Otro aspecto molesto fue el de la grúa utilizada para filmar el show, que con mucha frecuencia estorbaba la visión de la audiencia ubicada del lado izquierdo. Uno de los grandes momentos fue la interpretación de la conocida canción de Lennon, “Imagine”, que Gerry arregló de una manera brillante. Tras ella tocaron “El encuentro”, que fue introducida con unas sabias palabras acerca del poder de la música para limar diferencias y servir de punto de encuentro. El tercer y último tema cantado fue “Hallelujah I Love Her So” de Ray Charles, a la que Gerry cambió un poco la letra para adaptarla a su propia realidad conyugal. Asistir a un concierto de Weil es siempre una manera de reencontrarse con los valores más elevados del ser humano. Este austríaco de 76 años, con 57 años en Venezuela, tiene un espíritu de trabajo envidiable. Al final, la Alcaldía de Caracas le otorgó una placa de reconocimiento por sus aportes a la cultura. Y con su reconocible “Caballito frenao”, todos quedamos contentos. Juan Carlos Ballesta


AHÍ ESTUVIMOS

La Vida Bohème Anfiteatro Centro de Arte El Hatillo, Caracas (Octubre 11, 2015)
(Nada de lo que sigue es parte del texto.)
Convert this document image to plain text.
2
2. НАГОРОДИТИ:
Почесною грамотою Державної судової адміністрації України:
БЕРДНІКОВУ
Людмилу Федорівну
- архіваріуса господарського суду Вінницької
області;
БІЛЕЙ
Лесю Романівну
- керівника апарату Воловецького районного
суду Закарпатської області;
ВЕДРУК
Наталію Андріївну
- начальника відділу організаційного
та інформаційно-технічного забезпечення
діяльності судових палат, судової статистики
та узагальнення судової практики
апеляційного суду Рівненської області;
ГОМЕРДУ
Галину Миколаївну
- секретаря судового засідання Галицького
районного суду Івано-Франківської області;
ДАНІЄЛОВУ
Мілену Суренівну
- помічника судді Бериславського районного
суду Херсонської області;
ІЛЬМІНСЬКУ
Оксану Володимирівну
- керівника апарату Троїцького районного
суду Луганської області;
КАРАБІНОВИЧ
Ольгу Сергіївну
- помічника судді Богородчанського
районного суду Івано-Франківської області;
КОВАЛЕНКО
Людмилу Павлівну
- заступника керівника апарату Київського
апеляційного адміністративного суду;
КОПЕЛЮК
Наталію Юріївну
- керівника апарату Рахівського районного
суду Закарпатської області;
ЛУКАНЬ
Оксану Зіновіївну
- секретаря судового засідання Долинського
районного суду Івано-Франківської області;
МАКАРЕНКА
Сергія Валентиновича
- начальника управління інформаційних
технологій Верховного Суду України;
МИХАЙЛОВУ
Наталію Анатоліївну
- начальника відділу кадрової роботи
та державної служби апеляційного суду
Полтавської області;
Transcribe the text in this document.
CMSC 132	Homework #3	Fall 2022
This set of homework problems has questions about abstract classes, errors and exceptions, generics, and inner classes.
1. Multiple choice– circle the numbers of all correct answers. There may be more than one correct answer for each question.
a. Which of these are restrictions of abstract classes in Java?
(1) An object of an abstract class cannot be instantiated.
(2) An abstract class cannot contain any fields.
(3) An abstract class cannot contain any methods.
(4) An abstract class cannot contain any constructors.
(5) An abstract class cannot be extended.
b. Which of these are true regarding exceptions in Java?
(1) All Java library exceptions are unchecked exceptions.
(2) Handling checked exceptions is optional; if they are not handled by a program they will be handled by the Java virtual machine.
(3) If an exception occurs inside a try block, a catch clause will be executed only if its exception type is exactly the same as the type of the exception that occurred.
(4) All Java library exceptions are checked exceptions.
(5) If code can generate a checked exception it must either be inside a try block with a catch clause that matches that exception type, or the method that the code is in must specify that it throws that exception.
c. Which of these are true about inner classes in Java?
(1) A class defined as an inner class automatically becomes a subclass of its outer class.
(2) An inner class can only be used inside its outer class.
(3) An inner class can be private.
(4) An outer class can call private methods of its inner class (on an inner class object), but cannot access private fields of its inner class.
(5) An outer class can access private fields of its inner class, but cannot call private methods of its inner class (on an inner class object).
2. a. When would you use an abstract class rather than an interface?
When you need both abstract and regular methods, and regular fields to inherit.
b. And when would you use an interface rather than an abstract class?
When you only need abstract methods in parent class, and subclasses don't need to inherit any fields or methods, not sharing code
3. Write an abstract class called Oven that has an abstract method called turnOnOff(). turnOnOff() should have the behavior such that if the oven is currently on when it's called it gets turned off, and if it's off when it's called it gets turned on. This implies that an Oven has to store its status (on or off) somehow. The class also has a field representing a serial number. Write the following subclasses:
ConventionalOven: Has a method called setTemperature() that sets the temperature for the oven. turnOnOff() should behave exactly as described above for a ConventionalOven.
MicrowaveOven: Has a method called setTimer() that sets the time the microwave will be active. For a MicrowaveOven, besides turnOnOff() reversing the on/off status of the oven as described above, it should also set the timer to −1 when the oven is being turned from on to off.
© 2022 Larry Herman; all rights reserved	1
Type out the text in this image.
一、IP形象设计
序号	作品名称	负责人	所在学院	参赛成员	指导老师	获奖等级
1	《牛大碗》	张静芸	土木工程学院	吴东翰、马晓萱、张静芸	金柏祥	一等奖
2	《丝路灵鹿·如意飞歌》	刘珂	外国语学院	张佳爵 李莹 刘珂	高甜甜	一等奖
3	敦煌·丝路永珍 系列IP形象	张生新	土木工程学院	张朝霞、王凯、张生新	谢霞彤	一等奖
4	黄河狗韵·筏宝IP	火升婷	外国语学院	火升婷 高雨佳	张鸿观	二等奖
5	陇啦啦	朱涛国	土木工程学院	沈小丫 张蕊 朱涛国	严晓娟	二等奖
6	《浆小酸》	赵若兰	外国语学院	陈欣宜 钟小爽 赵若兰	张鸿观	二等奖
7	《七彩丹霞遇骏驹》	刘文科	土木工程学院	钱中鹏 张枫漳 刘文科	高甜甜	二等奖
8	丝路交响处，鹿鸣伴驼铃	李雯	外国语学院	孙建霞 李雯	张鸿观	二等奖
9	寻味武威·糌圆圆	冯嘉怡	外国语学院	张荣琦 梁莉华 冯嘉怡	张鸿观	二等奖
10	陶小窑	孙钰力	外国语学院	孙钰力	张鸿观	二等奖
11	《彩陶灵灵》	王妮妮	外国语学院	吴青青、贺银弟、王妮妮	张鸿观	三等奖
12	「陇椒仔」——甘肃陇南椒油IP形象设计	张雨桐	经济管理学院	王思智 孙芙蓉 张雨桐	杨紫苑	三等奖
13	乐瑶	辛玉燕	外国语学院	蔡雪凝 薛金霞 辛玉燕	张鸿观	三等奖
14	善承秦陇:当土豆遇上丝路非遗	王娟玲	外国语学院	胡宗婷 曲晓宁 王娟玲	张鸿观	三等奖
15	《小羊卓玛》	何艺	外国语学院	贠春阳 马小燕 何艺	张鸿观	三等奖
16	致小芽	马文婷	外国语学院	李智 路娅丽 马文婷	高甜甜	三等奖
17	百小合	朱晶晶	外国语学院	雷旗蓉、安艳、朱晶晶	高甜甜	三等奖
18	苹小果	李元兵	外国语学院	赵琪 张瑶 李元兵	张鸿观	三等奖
Un año después de su última visita a Venezuela, regresó La Vida Bohème para ofrecer cuatro conciertos, los dos primeros en Caracas, uno en Puerto La Cruz y el siguiente en Mérida. Como cabía esperar, ambas fechas caraqueñas agotaron las localidades, a pesar de coincidir con un puente feriado. A diferencia de los conciertos que siguieron al lanzamiento de su segundo disco Será (2013) -ganador del Grammy Latino como Mejor Álbum- en los que se acompañaron de músicos invitados, esta vez Henry D’Arthenay (voz, guitarra, sinte), Rafael Pérez Medina (bajo, sinte), Sebastián Ayala (batería, secuencias, coros) y Daniel De Sousa (guitarra, percusión, coros) decidieron volver a su origen como cuarteto, lo cual es sin duda una decisión inteligente tomando en cuenta lo costoso y complicado que en una gira puede ser ese detalle. El segundo show en Caracas comenzó -tras un retraso de media hora- con “Radio Capital”, uno de sus primeros y más conocidos temas, que obviamente puso a la audiencia a cantar desde el minuto cero. El escenario, con una pantalla vertical de leds en el centro que no aportó demasiado, se mantuvo extrañamente en total oscuridad hasta la segunda canción, “Calle Barcelona”, otra que fue coreada por los

presentes. El sonido, al menos desde el lado superior derecho, no se apreciaba definido, y no lo estuvo durante todo el show. La voz de D’Arthenay estuvo casi siempre opacada por la instrumentación. La batería de Ayala tampoco corrió con suerte. La iluminación estuvo deficiente. No obstante estos aspectos, el show estuvo a la altura. Para una banda que se mantuvo tocando las canciones de su primer disco, Nuestra (2010) durante varios años, es lógico que esas canciones sean las que la gente es capaz de cantar de principio a fin a todo gañote. Eso pasó con “Flamingo”, “El Zar”, “El sentimiento ha muerto”, “Danz” y “Nicaragua”, temas que marcaron a una generación que ha crecido en medio de la crisis o abandonado el país. Los temas del segundo álbum (un salto cuántico respecto al debut) también despertaron interés, pero no todos poseen el mismo atractivo para aquellos que descubrieron a la banda a finales de la década pasada y crecieron con ella llenándose de pinturas en plazas públicas, bares o instituciones educativas. Quizá el grupo maduró mucho más que parte de su audiencia y por ello Será genera opiniones encontradas. Las fantásticas “Angelitos negros” y “Hornos de Cal” fueron las primeras que tocaron de ese disco. Después de esta, Henry se dirigió a la audiencia por primera vez, pero no todos entendieron lo que dijo y que se resume en “disculpen por no hablar mucho, queremos que disfruten”.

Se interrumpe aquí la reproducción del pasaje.